Tinggal berdua dengan Ayah di rumah ini sebenarnya hal yang sangat mudah, apalagi biasanya Ayah lebih sering di luar. Ketika aku berangkat ke sekolah dan Ayah pergi ke kantornya, rumah ditinggalkan dalam keadaan rapi, dan begitu kami pulang—biasanya aku pulang duluan—rumah pun masih dalam keadaan rapi, sama, dan tidak ada satupun benda yang bergeser. Rasa-rasanya seperti rumah mungil minimalis ini sedikit kehilangan jantung kehidupannya, dari pagi hingga sore tidak ada satupun yang menempati, kosong, dan memang tidak ada siapa-siapa lagi selain kami berdua.
Bertiga, jika Mas Kekar sedang liburan atau pulang.
Aku baru teringat dan penasaran dengan kabar Mas Kekar, tepat ketika Ayah bertanya dari dapur. "Nus, Mas Kekar daki gunung lagi, heh? Sudah lama nggak ada kabar."
Aku menimbang-nimbang, berbohong atau tidak—soal saran alibi darinya mengenai kerja paruh waktunya yang menggila. Akhirnya, kujawab, "Mungkin lagi sibuk, Yah. Coba diteleponnya nanti-nanti."
"Semester lima itu memang sibuk sepertinya, ya?" Ayah kemudian keluar dari dapur, membawa dua piring berisi nasi. Masing-masing di atasnya diletakkan satu telur mata sapi, tiga buah sosis goreng, sendok dan garpu.
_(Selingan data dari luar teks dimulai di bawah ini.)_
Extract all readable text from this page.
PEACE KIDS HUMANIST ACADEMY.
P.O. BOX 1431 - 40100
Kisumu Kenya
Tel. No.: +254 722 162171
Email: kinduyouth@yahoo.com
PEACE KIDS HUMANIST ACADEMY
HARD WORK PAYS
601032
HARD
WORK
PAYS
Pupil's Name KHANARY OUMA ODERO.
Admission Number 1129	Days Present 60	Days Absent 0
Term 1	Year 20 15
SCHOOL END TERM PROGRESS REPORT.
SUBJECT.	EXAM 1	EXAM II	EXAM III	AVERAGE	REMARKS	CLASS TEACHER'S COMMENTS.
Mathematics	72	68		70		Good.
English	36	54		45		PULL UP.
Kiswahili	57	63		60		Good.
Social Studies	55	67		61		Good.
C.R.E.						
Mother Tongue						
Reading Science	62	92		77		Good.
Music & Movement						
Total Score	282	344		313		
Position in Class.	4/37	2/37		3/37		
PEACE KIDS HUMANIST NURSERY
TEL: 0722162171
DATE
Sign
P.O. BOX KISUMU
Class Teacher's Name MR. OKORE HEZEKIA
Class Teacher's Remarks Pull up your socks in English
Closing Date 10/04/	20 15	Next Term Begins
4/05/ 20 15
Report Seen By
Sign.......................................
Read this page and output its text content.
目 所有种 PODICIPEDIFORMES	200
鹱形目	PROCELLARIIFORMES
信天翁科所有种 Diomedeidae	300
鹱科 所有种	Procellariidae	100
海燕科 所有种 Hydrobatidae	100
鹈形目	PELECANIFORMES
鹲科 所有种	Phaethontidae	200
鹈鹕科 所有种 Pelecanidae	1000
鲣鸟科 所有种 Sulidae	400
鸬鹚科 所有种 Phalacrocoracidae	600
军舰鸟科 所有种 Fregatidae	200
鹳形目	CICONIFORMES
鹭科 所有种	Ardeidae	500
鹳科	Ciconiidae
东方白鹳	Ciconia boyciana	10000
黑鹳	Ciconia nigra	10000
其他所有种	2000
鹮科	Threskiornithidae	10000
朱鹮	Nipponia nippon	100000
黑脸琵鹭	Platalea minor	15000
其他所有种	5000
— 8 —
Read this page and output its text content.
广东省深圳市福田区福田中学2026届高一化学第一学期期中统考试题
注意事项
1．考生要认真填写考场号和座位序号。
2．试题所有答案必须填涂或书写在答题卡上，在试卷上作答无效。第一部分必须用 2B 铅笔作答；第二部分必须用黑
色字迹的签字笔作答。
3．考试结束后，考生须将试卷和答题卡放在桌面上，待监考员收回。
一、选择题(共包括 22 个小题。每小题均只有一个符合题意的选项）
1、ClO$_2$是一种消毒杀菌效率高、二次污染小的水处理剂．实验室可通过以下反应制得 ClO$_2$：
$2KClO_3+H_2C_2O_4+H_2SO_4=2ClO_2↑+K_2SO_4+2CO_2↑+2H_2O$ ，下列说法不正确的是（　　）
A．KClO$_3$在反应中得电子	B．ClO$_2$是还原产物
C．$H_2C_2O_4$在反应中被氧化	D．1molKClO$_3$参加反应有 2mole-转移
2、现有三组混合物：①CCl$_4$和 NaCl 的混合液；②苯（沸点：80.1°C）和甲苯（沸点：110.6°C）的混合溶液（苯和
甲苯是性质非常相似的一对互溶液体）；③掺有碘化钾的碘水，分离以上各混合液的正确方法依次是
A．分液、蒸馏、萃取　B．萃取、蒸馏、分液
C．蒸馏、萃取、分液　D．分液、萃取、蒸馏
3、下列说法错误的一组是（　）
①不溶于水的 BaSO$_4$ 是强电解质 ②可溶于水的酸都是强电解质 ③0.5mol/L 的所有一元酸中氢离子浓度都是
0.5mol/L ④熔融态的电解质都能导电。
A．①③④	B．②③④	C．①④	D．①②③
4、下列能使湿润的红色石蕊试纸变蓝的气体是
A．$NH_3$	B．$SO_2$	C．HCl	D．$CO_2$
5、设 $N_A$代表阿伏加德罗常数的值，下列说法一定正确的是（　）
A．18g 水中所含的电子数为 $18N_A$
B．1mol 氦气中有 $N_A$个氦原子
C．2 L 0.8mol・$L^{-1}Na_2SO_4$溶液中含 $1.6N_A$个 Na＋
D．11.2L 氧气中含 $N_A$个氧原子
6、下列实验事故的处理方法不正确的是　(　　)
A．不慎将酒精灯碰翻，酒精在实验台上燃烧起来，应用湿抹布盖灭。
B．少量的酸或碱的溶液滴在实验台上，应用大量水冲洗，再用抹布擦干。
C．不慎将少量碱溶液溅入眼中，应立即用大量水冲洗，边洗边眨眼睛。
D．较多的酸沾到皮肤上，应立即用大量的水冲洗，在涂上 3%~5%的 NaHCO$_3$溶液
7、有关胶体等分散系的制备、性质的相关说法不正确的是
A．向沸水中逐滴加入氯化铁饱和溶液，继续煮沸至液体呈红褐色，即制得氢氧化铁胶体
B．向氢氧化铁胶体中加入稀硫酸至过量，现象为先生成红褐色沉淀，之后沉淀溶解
Tentu saja yang membedakan piringnya dengan piringku adalah sambal kemasan yang diletakkan di pinggir sosis-sosis itu.
Kami menyantap sarapan kami dalam keheningan, di antara suara jarum jam yang menggeser detik menjadi menit, angin yang mengetuk-etuk jendela depan rumah kami. Aku tidak merasa punya semacam ikatan ayah-anak yang cukup kuat dengan ayahku. Kami jarang menghabiskan waktu bersama. Lagipula, kami sama-sama diam dan tenang dan tidak ingin mengusik atau diusik satu sama lain, tenggelam dalam kegiatan masing-masing. Sesekali saja kami makan di luar, itu juga kalau Mas Kekar sedang liburan semester. Jadi, itu jarang sekali terjadi.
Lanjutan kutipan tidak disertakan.